The proposition which I mean to maintain as the basis of the liberty of the press, and without which it is an empty sound, is this: that every man, not intending to mislead, but seeking to enlighten others with what his own reason and conscience, however erroneously, have dictated to him as truth, may address himself to the universal reason of a whole nation, either up the subject of government in general, or upon that of our own particular country: that he may analyse the principle of its constitution, point out its errors and defects, examine and publish its corruptions, warn his fellow-citizens against their ruinous consequences, and exert his whole faculties in pointing out the most advantageous changes in establishments which he considers to be radically defective, or sliding from their object by abuse. All this every subject of this country has right to do, if he contemplates only what he thinks would be for its advantage, and but seeks to change the public mind by the conviction which flows from reasonings dictated by conscience.

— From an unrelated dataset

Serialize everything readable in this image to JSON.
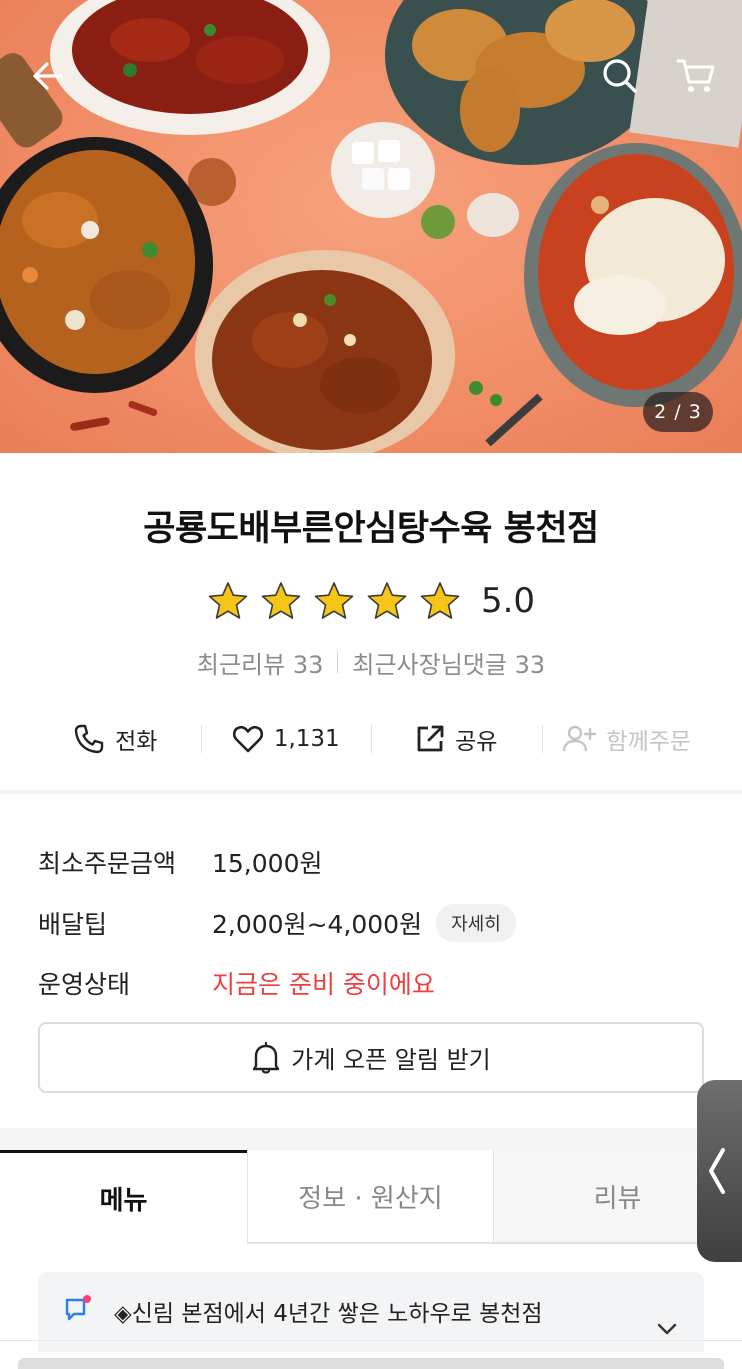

If, indeed, he writes what he does not think; if, contemplating the misery of others, he wickedly condemns what his own understanding approves; or, even admitting his real disgust against the government or its corruptions, if he calumniates living magistrates, or holds out to individuals that they have a right to run before the public mind in their conduct; that they may oppose by contumacy or force what private reason only disapproves; that they may disobey the law, because their judgment condemns it; or resist the public will, because they honestly wish to change it---he is then a criminal upon every principle of rational policy, as well as upon the immemorial precedents of English justice; because such a person seeks to disunite individuals from their duty to the whole, and excites to overt acts of misconduct in a part of the community, instead of endeavouring to change, by the impulse of reason, that universal assent which, in this and in every country, constitutes the law for all.

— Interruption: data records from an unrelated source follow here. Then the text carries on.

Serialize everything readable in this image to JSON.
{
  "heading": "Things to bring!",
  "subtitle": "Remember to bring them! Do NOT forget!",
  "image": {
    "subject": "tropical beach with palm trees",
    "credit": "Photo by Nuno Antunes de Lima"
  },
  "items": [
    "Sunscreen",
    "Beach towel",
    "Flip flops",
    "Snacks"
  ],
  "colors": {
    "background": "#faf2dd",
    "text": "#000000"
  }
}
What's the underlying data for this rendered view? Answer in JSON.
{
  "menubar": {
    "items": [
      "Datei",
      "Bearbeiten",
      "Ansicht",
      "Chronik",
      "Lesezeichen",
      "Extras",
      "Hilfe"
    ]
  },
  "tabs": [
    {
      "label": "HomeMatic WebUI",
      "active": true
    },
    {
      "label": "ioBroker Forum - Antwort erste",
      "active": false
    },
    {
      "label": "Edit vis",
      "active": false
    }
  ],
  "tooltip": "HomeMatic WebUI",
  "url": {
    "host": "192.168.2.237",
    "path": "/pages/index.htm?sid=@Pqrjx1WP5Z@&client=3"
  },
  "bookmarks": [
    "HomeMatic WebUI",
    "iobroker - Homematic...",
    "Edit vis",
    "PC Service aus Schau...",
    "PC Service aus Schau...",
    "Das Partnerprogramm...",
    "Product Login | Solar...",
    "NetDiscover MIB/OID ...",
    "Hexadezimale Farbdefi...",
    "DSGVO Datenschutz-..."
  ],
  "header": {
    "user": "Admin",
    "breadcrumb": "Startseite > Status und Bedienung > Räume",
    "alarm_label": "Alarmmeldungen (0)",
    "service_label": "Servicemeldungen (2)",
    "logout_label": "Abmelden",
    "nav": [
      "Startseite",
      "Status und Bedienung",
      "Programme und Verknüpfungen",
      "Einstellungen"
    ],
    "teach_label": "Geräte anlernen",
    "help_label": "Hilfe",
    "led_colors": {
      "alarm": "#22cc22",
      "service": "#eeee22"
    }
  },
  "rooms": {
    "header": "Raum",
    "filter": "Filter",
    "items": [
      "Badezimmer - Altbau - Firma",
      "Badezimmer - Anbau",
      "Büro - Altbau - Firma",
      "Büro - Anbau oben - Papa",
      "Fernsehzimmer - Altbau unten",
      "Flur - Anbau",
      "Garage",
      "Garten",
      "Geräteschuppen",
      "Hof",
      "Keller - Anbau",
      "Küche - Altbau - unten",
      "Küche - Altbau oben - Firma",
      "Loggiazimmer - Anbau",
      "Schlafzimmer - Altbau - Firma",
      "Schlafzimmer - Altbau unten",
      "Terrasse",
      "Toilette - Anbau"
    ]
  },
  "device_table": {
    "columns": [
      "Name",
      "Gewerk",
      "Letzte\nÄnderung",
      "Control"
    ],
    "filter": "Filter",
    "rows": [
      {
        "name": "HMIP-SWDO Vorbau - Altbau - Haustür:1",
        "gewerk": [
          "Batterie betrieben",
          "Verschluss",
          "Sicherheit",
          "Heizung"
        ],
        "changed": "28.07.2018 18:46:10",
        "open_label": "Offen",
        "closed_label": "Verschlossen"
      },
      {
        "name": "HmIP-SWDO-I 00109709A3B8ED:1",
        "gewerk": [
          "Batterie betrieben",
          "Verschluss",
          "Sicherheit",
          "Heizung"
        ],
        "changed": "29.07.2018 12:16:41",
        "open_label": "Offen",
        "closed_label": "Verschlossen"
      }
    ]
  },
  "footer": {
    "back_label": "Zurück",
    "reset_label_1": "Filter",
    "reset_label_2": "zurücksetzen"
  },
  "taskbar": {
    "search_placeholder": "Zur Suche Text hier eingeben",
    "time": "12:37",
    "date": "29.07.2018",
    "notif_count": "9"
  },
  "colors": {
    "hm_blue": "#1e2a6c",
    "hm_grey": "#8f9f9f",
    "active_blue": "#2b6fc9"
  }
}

Let me not, therefore, be suspected to be contending that it is lawful to write a book pointing out defects in the English Government, and exciting individuals to destroy its sanctions and to refuse obedience. But, on the other hand, I do contend that it is lawful to address the English nation on these momentous subjects; for had it not been for this inalienable right (thanks be to God and our fathers for establishing it!), how should we have had this constitution which we so loudly boast of? If, in the march of the human mind, no man could have gone before the establishments of the time he lived in, how could our establishment, by reiterated changes, have become what it is? If no man could have awakened the public mind to errors and abuses in our Government, how could it have passed on from stage to stage, through reformation and revolution, so as to have arrived from barbarism to such a pitch of happiness and perfection, that the Attorney-General considers it as profanation to touch it further, or to look for any further amendment?